A picture is worth a thousand words.

Matplotlib is the most widely used Python library for various visualizations: static, dynamic, or animated. Today, we will learn how to plot data using this library in Python.

How to install matplotlib in Python?

Let us see how to install matplotlib using Python installer in various operating systems.

  • Windows
pip install -U matplotlib
  • Linux
sudo apt-get install python3-matplotlib
  • Mac
sudo pip3 install matplotlib

To plot your data visualization: let only copy first, edit after.

Histogram

Histograms are one of the heavily used plots across functions as it gives a very good view of the distribution of data.

from numpy import random
from matplotlib import pyplot as plt

random.seed(0)
meu = 50
sig = 0.30
data = meu + sig * random.randn(1000)

plt.hist(data, bins=20, facecolor="#08D9D6", alpha=0.30, rwidth=0.7)
plt.subplots_adjust(left=0.30)
plt.show()

Line

Single Line

from matplotlib import pyplot as plt

price = [1, 1.2, 1.4, 1.6, 1.8, 2.0, 2.2]
quantity = [800, 700, 600, 550, 500, 460, 420]

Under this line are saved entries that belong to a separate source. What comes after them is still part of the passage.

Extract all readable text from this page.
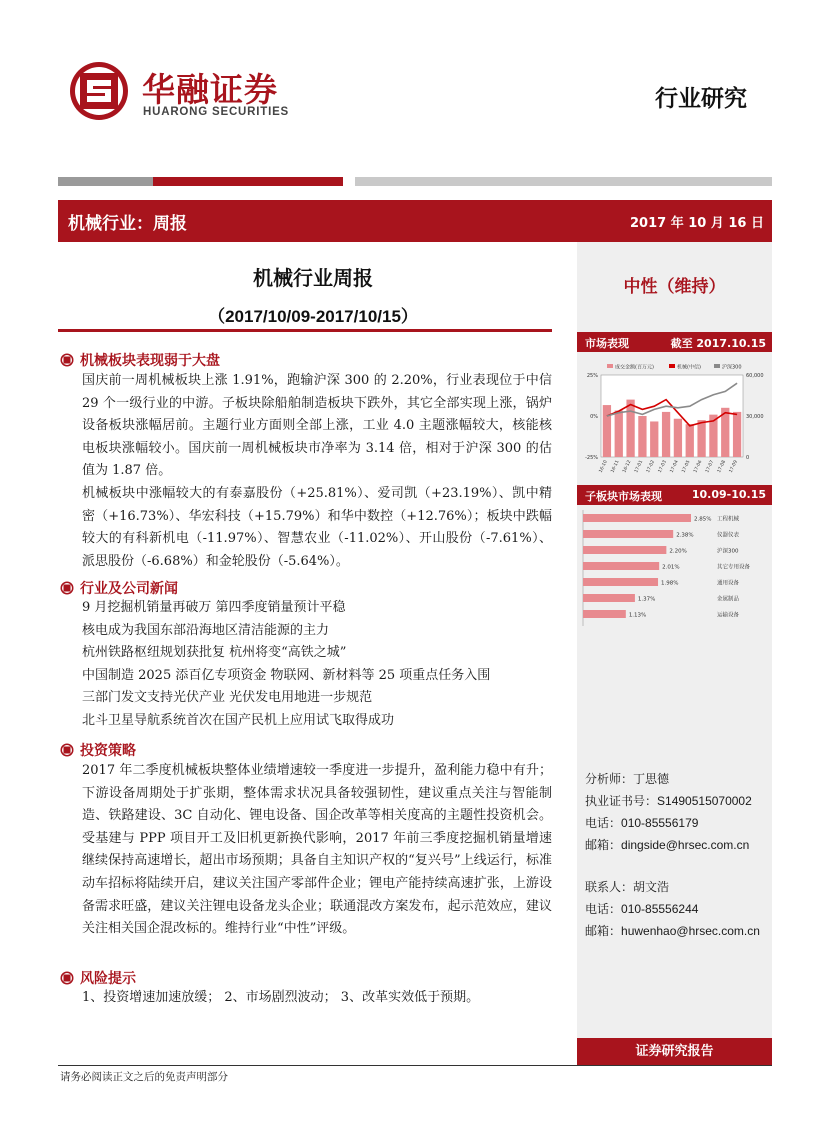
华融证券
HUARONG SECURITIES	行业研究
机械行业：周报	2017 年 10 月 16 日
中性（维持）
机械行业周报
（2017/10/09-2017/10/15）
机械板块表现弱于大盘
国庆前一周机械板块上涨 1.91%，跑输沪深 300 的 2.20%，行业表现位于中信 29 个一级行业的中游。子板块除船舶制造板块下跌外，其它全部实现上涨，锅炉设备板块涨幅居前。主题行业方面则全部上涨，工业 4.0 主题涨幅较大，核能核电板块涨幅较小。国庆前一周机械板块市净率为 3.14 倍，相对于沪深 300 的估值为 1.87 倍。
机械板块中涨幅较大的有泰嘉股份（+25.81%）、爱司凯（+23.19%）、凯中精密（+16.73%）、华宏科技（+15.79%）和华中数控（+12.76%）；板块中跌幅较大的有科新机电（-11.97%）、智慧农业（-11.02%）、开山股份（-7.61%）、派思股份（-6.68%）和金轮股份（-5.64%）。
行业及公司新闻
9 月挖掘机销量再破万 第四季度销量预计平稳
核电成为我国东部沿海地区清洁能源的主力
杭州铁路枢纽规划获批复 杭州将变“高铁之城”
中国制造 2025 添百亿专项资金 物联网、新材料等 25 项重点任务入围
三部门发文支持光伏产业 光伏发电用地进一步规范
北斗卫星导航系统首次在国产民机上应用试飞取得成功
投资策略
2017 年二季度机械板块整体业绩增速较一季度进一步提升，盈利能力稳中有升；下游设备周期处于扩张期，整体需求状况具备较强韧性，建议重点关注与智能制造、铁路建设、3C 自动化、锂电设备、国企改革等相关度高的主题性投资机会。受基建与 PPP 项目开工及旧机更新换代影响，2017 年前三季度挖掘机销量增速继续保持高速增长，超出市场预期；具备自主知识产权的“复兴号”上线运行，标准动车招标将陆续开启，建议关注国产零部件企业；锂电产能持续高速扩张，上游设备需求旺盛，建议关注锂电设备龙头企业；联通混改方案发布，起示范效应，建议关注相关国企混改标的。维持行业“中性”评级。
风险提示
1、投资增速加速放缓； 2、市场剧烈波动； 3、改革实效低于预期。
市场表现	截至 2017.10.15
成交金额(百万元)	机械(中信)	沪深300
25%
0%
-25%
60,000
30,000
0
16-10 16-11 16-12 17-01 17-02 17-03 17-04 17-05 17-06 17-07 17-08 17-09
子板块市场表现	10.09-10.15
2.85% 工程机械
2.38%	仪器仪表
2.20%	沪深300
2.01%	其它专用设备
1.98%	通用设备
1.37%	金属制品
1.13%	运输设备
分析师：丁思德
执业证书号：S1490515070002
电话：010-85556179
邮箱：dingside@hrsec.com.cn
联系人：胡文浩
电话：010-85556244
邮箱：huwenhao@hrsec.com.cn
证券研究报告
请务必阅读正文之后的免责声明部分
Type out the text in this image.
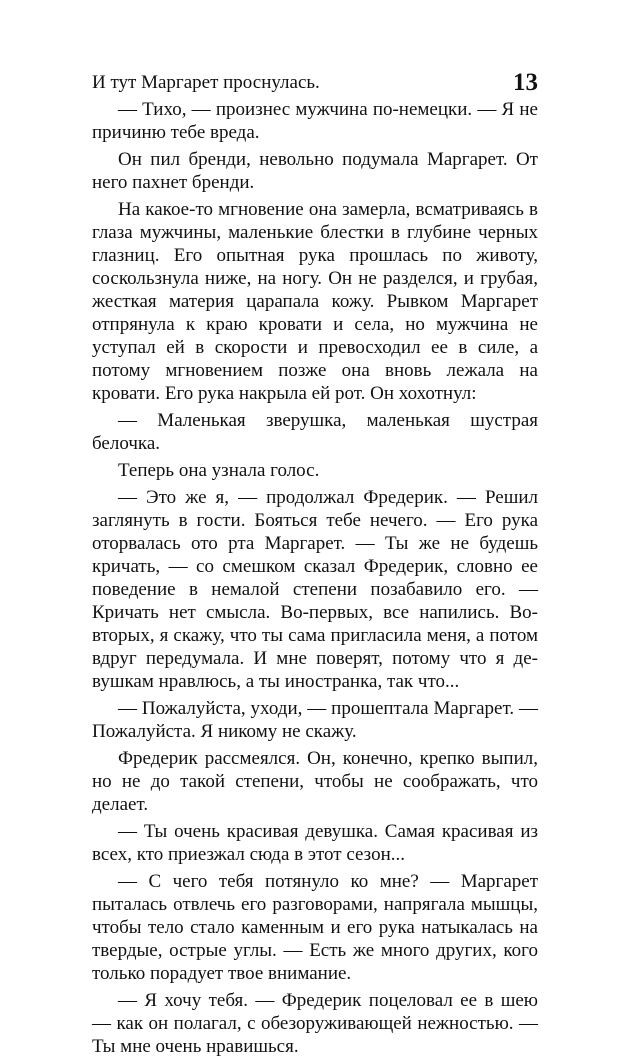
13

И тут Маргарет проснулась.

— Тихо, — произнес мужчина по-немецки. — Я не причиню тебе вреда.

Он пил бренди, невольно подумала Маргарет. От него пахнет бренди.

На какое-то мгновение она замерла, всматриваясь в глаза мужчины, маленькие блестки в глубине черных глазниц. Его опытная рука прошлась по животу, соскользнула ниже, на ногу. Он не разделся, и грубая, жесткая материя царапала кожу. Рывком Маргарет отпрянула к краю кровати и села, но мужчина не уступал ей в скорости и превосходил ее в силе, а потому мгновением позже она вновь лежала на кровати. Его рука накрыла ей рот. Он хохотнул:

— Маленькая зверушка, маленькая шустрая белочка.

Теперь она узнала голос.

— Это же я, — продолжал Фредерик. — Решил заглянуть в гости. Бояться тебе нечего. — Его рука оторвалась ото рта Маргарет. — Ты же не будешь кричать, — со смешком сказал Фредерик, словно ее поведение в немалой степени позабавило его. — Кричать нет смысла. Во-первых, все напились. Во-вторых, я скажу, что ты сама пригласила меня, а потом вдруг передумала. И мне поверят, потому что я девушкам нравлюсь, а ты иностранка, так что...

— Пожалуйста, уходи, — прошептала Маргарет. — Пожалуйста. Я никому не скажу.

Фредерик рассмеялся. Он, конечно, крепко выпил, но не до такой степени, чтобы не соображать, что делает.

— Ты очень красивая девушка. Самая красивая из всех, кто приезжал сюда в этот сезон...

— С чего тебя потянуло ко мне? — Маргарет пыталась отвлечь его разговорами, напрягала мышцы, чтобы тело стало каменным и его рука натыкалась на твердые, острые углы. — Есть же много других, кого только порадует твое внимание.

— Я хочу тебя. — Фредерик поцеловал ее в шею — как он полагал, с обезоруживающей нежностью. — Ты мне очень нравишься.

plt.plot(price, quantity, marker='*', color='#FF2E63')

plt.xlabel('price')
plt.ylabel('quantity')

plt.show()

Several Lines

How do we add multiple lines in the same chart? Let us take it a bit further to plot multiple lines in the same chart.

from matplotlib import pyplot as plt

price = [1, 1.2, 1.4, 1.6, 1.8, 2.0, 2.2]
demand = [800, 700, 600, 550, 500, 460, 420]
supply = [500, 550, 600, 640, 680, 700, 720]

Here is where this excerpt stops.